Search code examples
cmatlabprecisionlong-double

Floating point inexact result with not-too-small decimal fraction - is there a way to overcome?


I have a piece of code that repetitively decreases a variable which starts at 1. After two iterations, the result is inexact, which came as a surprise.

The effective process can be shown by the following two lines:

>> (1 - 0.1) - 0.9
0
>> (1 - 0.05 - 0.05) - 0.9
-1.110223024625157e-16

The result in the second case is not zero, in both Matlab and Octave.

Similarly, the following C code shows the problem:

#include <stdio.h>

void main () {
  double x1, x2;
  x1=1-0.05-0.05;
  x2=1-0.1;

  printf("x1 exact:%d, x2 exact:%d\n", x1==0.9, x2==0.9);
}

Compiled with gcc version 4.7.0 on Intel Xeon(R) CPU E5-2680, the result is

x1 exact:0, x2 exact:1

show that the first calculation is inexact while the second is exact.

I can overcome this in C by using long double (suffix "L" for all literals, and the variables declared as long double). This leaves me somewhat confused: I assumed the inexact result can be explained by the fact that 0.05 does not have an exact representation in base 2; but using long double does not change this fact... so why is the result different?

What I really want is a way to overcome it in Matlab. Any ideas?

Interestingly, MS Excel result for this same calculation is exact in both cases.


Solution

  • … the result is … show that the first calculation is inexact while the second is exact.

    This inference is incorrect. The fact that 1 - .05 - .05 == .9 is false and 1 - .1 == .9 is true shows that the rounding errors that occur in computing 1 - .05 - .05 do not produce a result that equals .9, but that the rounding errors that occur in computing 1 - .1 do produce a result that equals .9. Since the floating-point result of using .9 in source code it itself not .9, the fact that 1 - .1 equals .9 does not mean that 1 - .1 is exact. It just means it got the same rounding error as .9.

    In the expression 1 - .1 == .9, there are three rounding errors:

    • When .1 is converted from a decimal numeral in the source code to a binary floating-point value, the result is not .1 but is 0.1000000000000000055511151231257827021181583404541015625.
    • When .9 is converted from a decimal numeral in the source code to a binary floating-point value, the result is 0.90000000000000002220446049250313080847263336181640625.
    • When the former number, 0.1000000000000000055511151231257827021181583404541015625, is subtracted from 1, we can see that, since it is greater than .1, the result ought to be under .9, something like .8999…. But the result is 0.90000000000000002220446049250313080847263336181640625.

    It just so happens that the rounding errors produced the same result on both sides, so the test for equality evaluated to true.

    In computing 1 - .05 - .05, the rounding errors are:

    • .05 in the source code is converted to 0.05000000000000000277555756156289135105907917022705078125.
    • 1 - .05 has the result 0.9499999999999999555910790149937383830547332763671875.
    • 1 - .05 - .05 has the result 0.899999999999999911182158029987476766109466552734375`.
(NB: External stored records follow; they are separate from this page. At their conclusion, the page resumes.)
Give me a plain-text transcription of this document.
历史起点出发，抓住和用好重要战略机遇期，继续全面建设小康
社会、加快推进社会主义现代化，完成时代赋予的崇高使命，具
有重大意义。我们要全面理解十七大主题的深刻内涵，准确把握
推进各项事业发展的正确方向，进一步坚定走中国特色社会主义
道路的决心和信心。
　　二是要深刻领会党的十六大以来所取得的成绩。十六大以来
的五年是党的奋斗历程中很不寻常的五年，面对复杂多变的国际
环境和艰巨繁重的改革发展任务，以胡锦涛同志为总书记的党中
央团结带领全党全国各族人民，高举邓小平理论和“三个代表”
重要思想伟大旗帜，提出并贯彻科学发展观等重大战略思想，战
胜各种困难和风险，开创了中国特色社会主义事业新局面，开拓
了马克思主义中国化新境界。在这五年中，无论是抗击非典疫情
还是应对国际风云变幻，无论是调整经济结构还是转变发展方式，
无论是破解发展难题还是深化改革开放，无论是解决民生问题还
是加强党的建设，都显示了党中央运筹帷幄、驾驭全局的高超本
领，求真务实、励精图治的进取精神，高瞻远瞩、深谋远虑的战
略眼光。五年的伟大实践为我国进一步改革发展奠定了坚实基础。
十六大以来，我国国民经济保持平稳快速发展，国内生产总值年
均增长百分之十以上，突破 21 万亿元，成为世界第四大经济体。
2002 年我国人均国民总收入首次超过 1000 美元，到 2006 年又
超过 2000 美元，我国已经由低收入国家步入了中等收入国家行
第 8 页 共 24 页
    What has happened here is that, in subtracting 1 - .05, there happened to be a nearby representable value that was slightly less than .95. Thus, when subtracting .05, which we see is slightly greater than .05, we are subtracting something a bit greater than .05 from something a bit less than .95. This combination of errors produces a mathematical result enough under .9 that it is closer to the next lower representable value, 0.899999999999999911182158029987476766109466552734375, than it is to 0.90000000000000002220446049250313080847263336181640625.
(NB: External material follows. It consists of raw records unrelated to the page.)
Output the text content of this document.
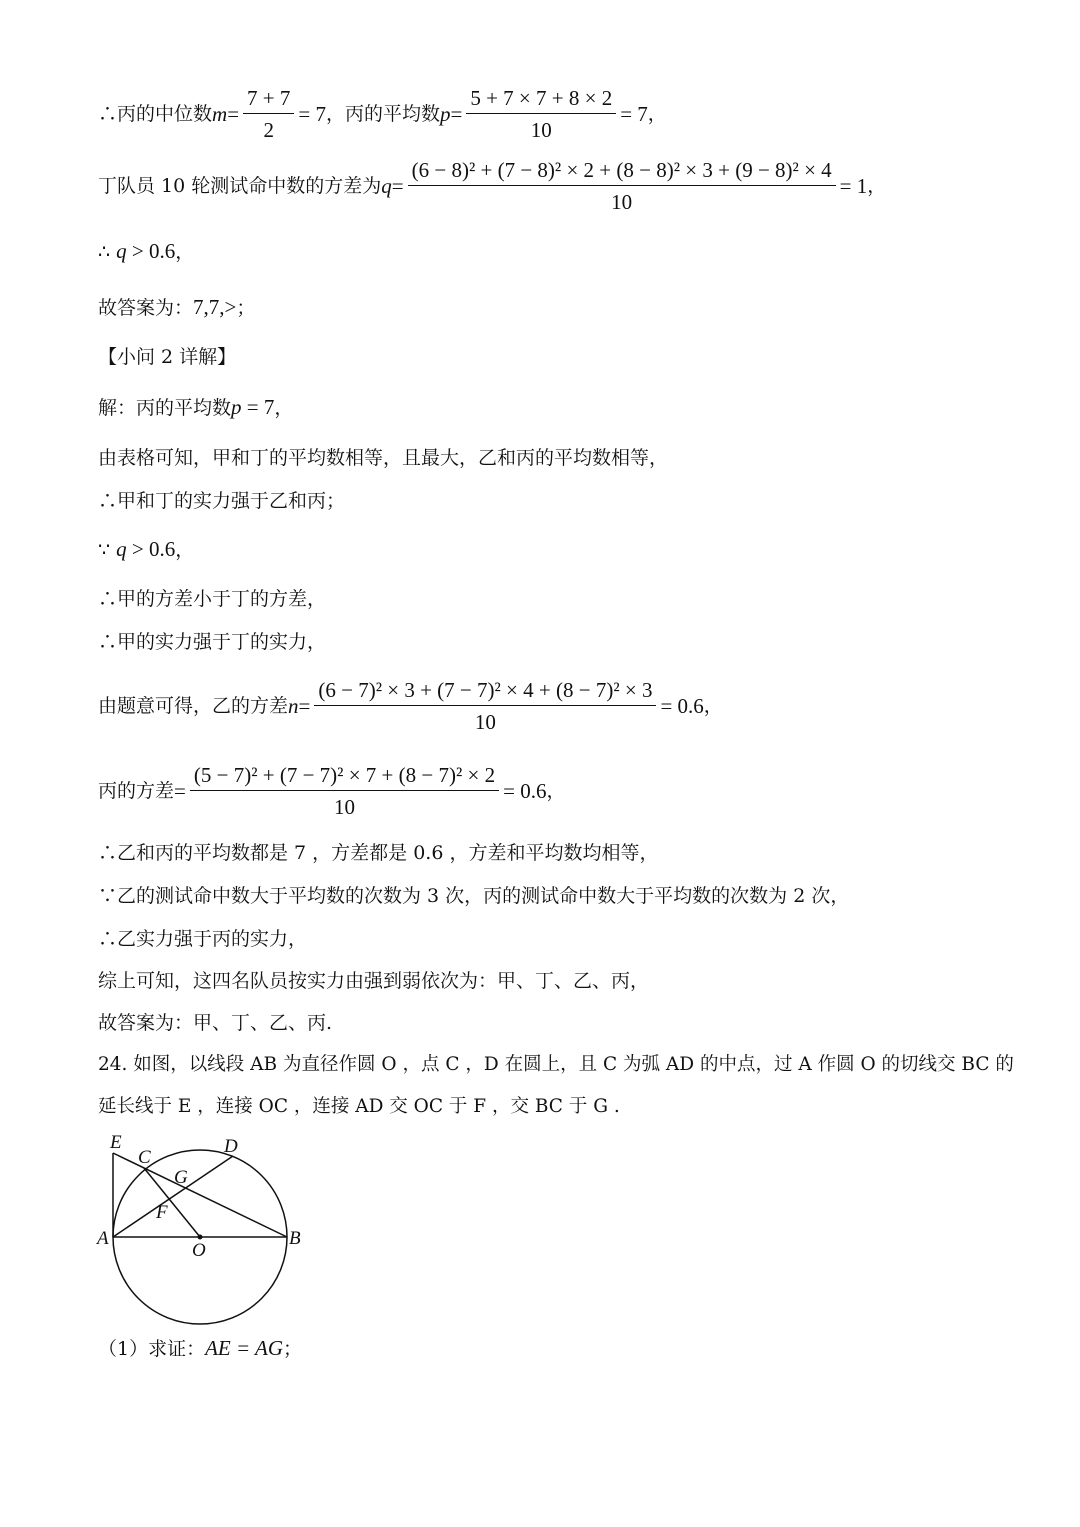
∴丙的中位数 $m = \frac{7 + 7}{2} = 7$ ，丙的平均数 $p = \frac{5 + 7 \times 7 + 8 \times 2}{10} = 7$ ，
丁队员 10 轮测试命中数的方差为 $q = \frac{\text{(6 − 8)² + (7 − 8)² × 2 + (8 − 8)² × 3 + (9 − 8)² × 4}}{10} = 1$ ，
∴ q > 0.6，
故答案为：7,7,>；
【小问 2 详解】
解：丙的平均数p = 7，
由表格可知，甲和丁的平均数相等，且最大，乙和丙的平均数相等，
∴甲和丁的实力强于乙和丙；
∵ q > 0.6，
∴甲的方差小于丁的方差，
∴甲的实力强于丁的实力，
由题意可得，乙的方差 $n = \frac{\text{(6 − 7)² × 3 + (7 − 7)² × 4 + (8 − 7)² × 3}}{10} = 0.6$ ，
丙的方差 = $\frac{\text{(5 − 7)² + (7 − 7)² × 7 + (8 − 7)² × 2}}{10} = 0.6$ ，
∴乙和丙的平均数都是 7 ，方差都是 0.6 ，方差和平均数均相等，
∵乙的测试命中数大于平均数的次数为 3 次，丙的测试命中数大于平均数的次数为 2 次，
∴乙实力强于丙的实力，
综上可知，这四名队员按实力由强到弱依次为：甲、丁、乙、丙，
故答案为：甲、丁、乙、丙.
24. 如图，以线段 AB 为直径作圆 O ，点 C ，D 在圆上，且 C 为弧 AD 的中点，过 A 作圆 O 的切线交 BC 的
延长线于 E ，连接 OC ，连接 AD 交 OC 于 F ，交 BC 于 G .
E
C
D
G
F
A
O
B
（1）求证：AE = AG；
    When you do similar calculations with long double, the rounding errors happen to be different. When examining floating-point calculations in these ways, long double will not be better than double in the frequency with which computed results happen to land on the same results you would get with ideal mathematics. It may have happened in your example with the numbers you chose, but using other numbers would produce effectively random results, somewhat as if each computation had a random error up or down one step. If those errors happen to have the same net effect in two different computations, then the two results are equal. If those errors happen to have different net effect, then the two results are not equal.